One morning in January, a few years ago, I walked into the Pacific Ocean. My plan was uncomplicated – just the cold, the tide, and death. The memory of that time comes to me in quick, sensory flashes: the sound of the waves crashing against the shore, the clench of numbness around my ankles, most vivid of all is the taste of salt.
The moment that still haunts me, though, is not that first, icy step into the water, nor is it the night that I decided to die. No – the most crushing, terrible pain I have ever felt was in the second I realized that I’d failed my suicide attempt, that I was going to live. I was going to live on, still maybe gay, still maybe transgendered, still friendless, still freakish, still ugly, still unloved. There is a tiny part of me that relives that moment constantly. A tiny part of me will live in that moment forever.
In the past month, there have been no less than six separate homophobia-related teen suicides reported by the mainstream American media. These six American teenagers, who ranged from middle-school to college-aged, are not statistics. They are not a political platform. They are not poster children or martyrs for a cause. They are real, unique people who led real, unique lives. However, they represent, both individually and collectively, what has been for generations an open secret among queer youth: that living in a homophobic world is the kind of silent hell that makes death attractive.
Ellen DeGeneres recently said on her talk show, “One gay teen suicide is a tragedy – four is an epidemic.” Yet the sad reality of the situation is that this “epidemic” has been quietly murdering untold numbers of young people for years – and none of the survivors escape unscathed.

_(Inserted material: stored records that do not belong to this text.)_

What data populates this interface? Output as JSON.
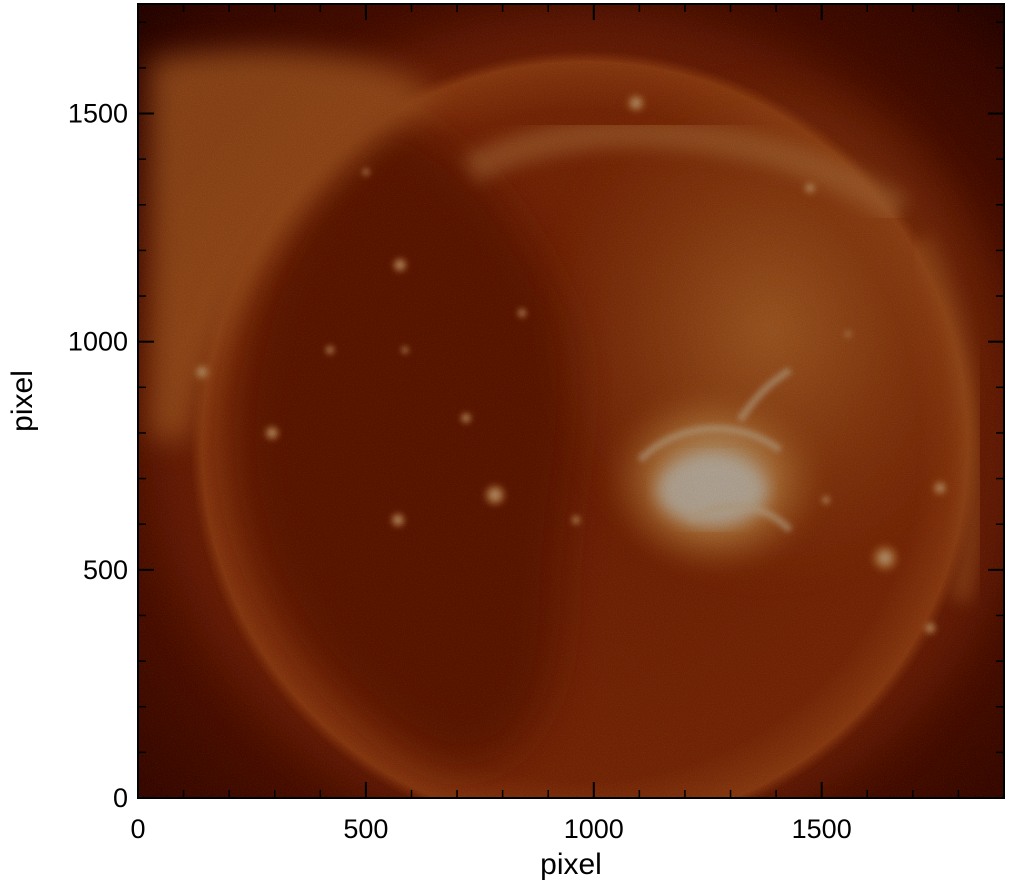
{
  "figure": {
    "x_axis_title": "pixel",
    "y_axis_title": "pixel",
    "x_ticks": [
      "0",
      "500",
      "1000",
      "1500"
    ],
    "y_ticks": [
      "0",
      "500",
      "1000",
      "1500"
    ],
    "x_range": [
      0,
      1900
    ],
    "y_range": [
      0,
      1740
    ],
    "image_subject": "solar-xray-full-disk",
    "colormap": [
      "#3a0500",
      "#7a1a02",
      "#b9470d",
      "#e07a2a",
      "#f7b26a",
      "#fff0d8"
    ]
  }
}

Six teenagers lost in one dark September is heartbreaking news. We need to remember, however, that these six are only the latest to lose their lives. I do not doubt that every day of every week of every month of every year, there is a queer person who attempts suicide in response to the constant threat of physical or emotional violence. The sad truth is that queer children and youth must come to terms with the knowledge that as long as they live, there will be people who will discriminate against them and revile them. Death is only one facet of the terrible reality that homophobia can create; for many queer youth, life too contains horror and despair.
As humans, as activists, we are told that hope is the answer, that we must remind queer and questioning youth that “it gets better.” Indeed, the It Gets Better Project is an internet initiative that many queer people – including its founder, Dan Savage – have begun to take part in, making videos that remind queer youth that life after school does indeed get better.

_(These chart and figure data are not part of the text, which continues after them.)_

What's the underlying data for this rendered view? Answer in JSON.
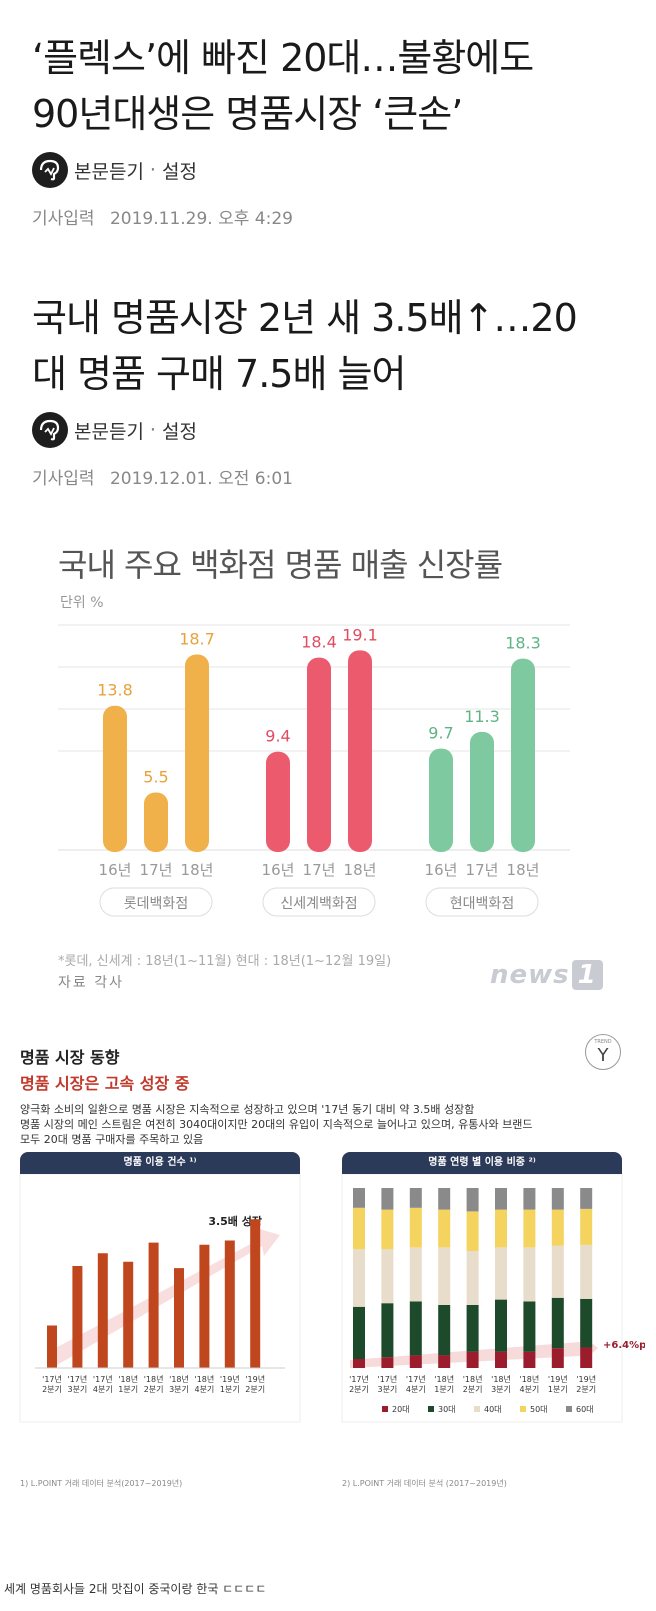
{
  "articles": [
    {
      "headline_line1": "‘플렉스’에 빠진 20대…불황에도",
      "headline_line2": "90년대생은 명품시장 ‘큰손’",
      "listen_label": "본문듣기",
      "settings_label": "설정",
      "date_label": "기사입력",
      "date_value": "2019.11.29. 오후 4:29"
    },
    {
      "headline_line1": "국내 명품시장 2년 새 3.5배↑…20",
      "headline_line2": "대 명품 구매 7.5배 늘어",
      "listen_label": "본문듣기",
      "settings_label": "설정",
      "date_label": "기사입력",
      "date_value": "2019.12.01. 오전 6:01"
    }
  ],
  "chart1": {
    "title": "국내 주요 백화점 명품 매출 신장률",
    "unit": "단위 %",
    "footnote": "*롯데, 신세계 : 18년(1~11월) 현대 : 18년(1~12월 19일)",
    "source": "자료 각사",
    "watermark": "news",
    "watermark_box": "1"
  },
  "report": {
    "title": "명품 시장 동향",
    "subtitle": "명품 시장은 고속 성장 중",
    "body_line1": "양극화 소비의 일환으로 명품 시장은 지속적으로 성장하고 있으며 '17년 동기 대비 약 3.5배 성장함",
    "body_line2": "명품 시장의 메인 스트림은 여전히 3040대이지만 20대의 유입이 지속적으로 늘어나고 있으며, 유통사와 브랜드",
    "body_line3": "모두 20대 명품 구매자를 주목하고 있음",
    "badge_small": "TREND",
    "badge_letter": "Y",
    "left_panel_title": "명품 이용 건수 ¹⁾",
    "right_panel_title": "명품 연령 별 이용 비중 ²⁾",
    "left_note": "1) L.POINT 거래 데이터 분석(2017~2019년)",
    "right_note": "2) L.POINT 거래 데이터 분석 (2017~2019년)"
  },
  "caption": "세계 명품회사들 2대 맛집이 중국이랑 한국 ㄷㄷㄷㄷ",
  "chart_data": [
    {
      "type": "bar",
      "title": "국내 주요 백화점 명품 매출 신장률",
      "unit": "단위 %",
      "groups": [
        {
          "name": "롯데백화점",
          "categories": [
            "16년",
            "17년",
            "18년"
          ],
          "values": [
            13.8,
            5.5,
            18.7
          ],
          "color": "#f0b04a"
        },
        {
          "name": "신세계백화점",
          "categories": [
            "16년",
            "17년",
            "18년"
          ],
          "values": [
            9.4,
            18.4,
            19.1
          ],
          "color": "#ec5a6e"
        },
        {
          "name": "현대백화점",
          "categories": [
            "16년",
            "17년",
            "18년"
          ],
          "values": [
            9.7,
            11.3,
            18.3
          ],
          "color": "#7fc9a0"
        }
      ],
      "ylim": [
        0,
        22
      ],
      "grid": true,
      "value_label_colors": [
        "#e9a23a",
        "#e14d60",
        "#5fb385"
      ]
    },
    {
      "type": "bar",
      "title": "명품 이용 건수",
      "categories": [
        "'17년 2분기",
        "'17년 3분기",
        "'17년 4분기",
        "'18년 1분기",
        "'18년 2분기",
        "'18년 3분기",
        "'18년 4분기",
        "'19년 1분기",
        "'19년 2분기"
      ],
      "category_lines": [
        [
          "'17년",
          "2분기"
        ],
        [
          "'17년",
          "3분기"
        ],
        [
          "'17년",
          "4분기"
        ],
        [
          "'18년",
          "1분기"
        ],
        [
          "'18년",
          "2분기"
        ],
        [
          "'18년",
          "3분기"
        ],
        [
          "'18년",
          "4분기"
        ],
        [
          "'19년",
          "1분기"
        ],
        [
          "'19년",
          "2분기"
        ]
      ],
      "values": [
        1.0,
        2.4,
        2.7,
        2.5,
        2.95,
        2.35,
        2.9,
        3.0,
        3.5
      ],
      "annotation": "3.5배 성장",
      "ylim": [
        0,
        4
      ],
      "color": "#c0461e"
    },
    {
      "type": "bar",
      "stacked": true,
      "title": "명품 연령 별 이용 비중",
      "categories": [
        "'17년 2분기",
        "'17년 3분기",
        "'17년 4분기",
        "'18년 1분기",
        "'18년 2분기",
        "'18년 3분기",
        "'18년 4분기",
        "'19년 1분기",
        "'19년 2분기"
      ],
      "category_lines": [
        [
          "'17년",
          "2분기"
        ],
        [
          "'17년",
          "3분기"
        ],
        [
          "'17년",
          "4분기"
        ],
        [
          "'18년",
          "1분기"
        ],
        [
          "'18년",
          "2분기"
        ],
        [
          "'18년",
          "3분기"
        ],
        [
          "'18년",
          "4분기"
        ],
        [
          "'19년",
          "1분기"
        ],
        [
          "'19년",
          "2분기"
        ]
      ],
      "series": [
        {
          "name": "20대",
          "color": "#9b1c2c",
          "values": [
            5,
            6,
            7,
            7,
            9,
            9,
            9,
            11,
            11.4
          ]
        },
        {
          "name": "30대",
          "color": "#1d4a2a",
          "values": [
            29,
            30,
            30,
            28,
            26,
            29,
            28,
            28,
            27
          ]
        },
        {
          "name": "40대",
          "color": "#e8dccb",
          "values": [
            32,
            30,
            30,
            32,
            30,
            29,
            30,
            29,
            30
          ]
        },
        {
          "name": "50대",
          "color": "#f4d35e",
          "values": [
            23,
            22,
            22,
            21,
            22,
            21,
            21,
            20,
            20
          ]
        },
        {
          "name": "60대",
          "color": "#8a8a8a",
          "values": [
            11,
            12,
            11,
            12,
            13,
            12,
            12,
            12,
            11.6
          ]
        }
      ],
      "annotation": "+6.4%p",
      "ylim": [
        0,
        100
      ]
    }
  ]
}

But hope is only half the battle. For some of us – the lucky ones – life does get better as we move on, change social circles, grow older. Others are not so lucky. Some, like Seth Walsh, Billy Lucas, and Asher Brown, are lost to suicide. Some live in hell for years, in that terrible space between life and death. It is time that we stopped waiting for life to get better. It is time we made it better – we need to make life better than death for queer youth.
I will never forget the taste of the sea, the crash of the waves, the day I tried to die. I mourn the dead – and I mourn the living, those who suffer now. The former, we have lost. We have not yet lost the latter and we must try to lose no more. For every homophobic attack, we must band together tighter, for every insult, we must cry out in answer. We will fight for those who are feeling lost, freakish, ugly, unloved – we will fight and we will live.
A vigil for queer youth who have committed suicide will be held at 7 p.m. tonight at the Roddick Gates.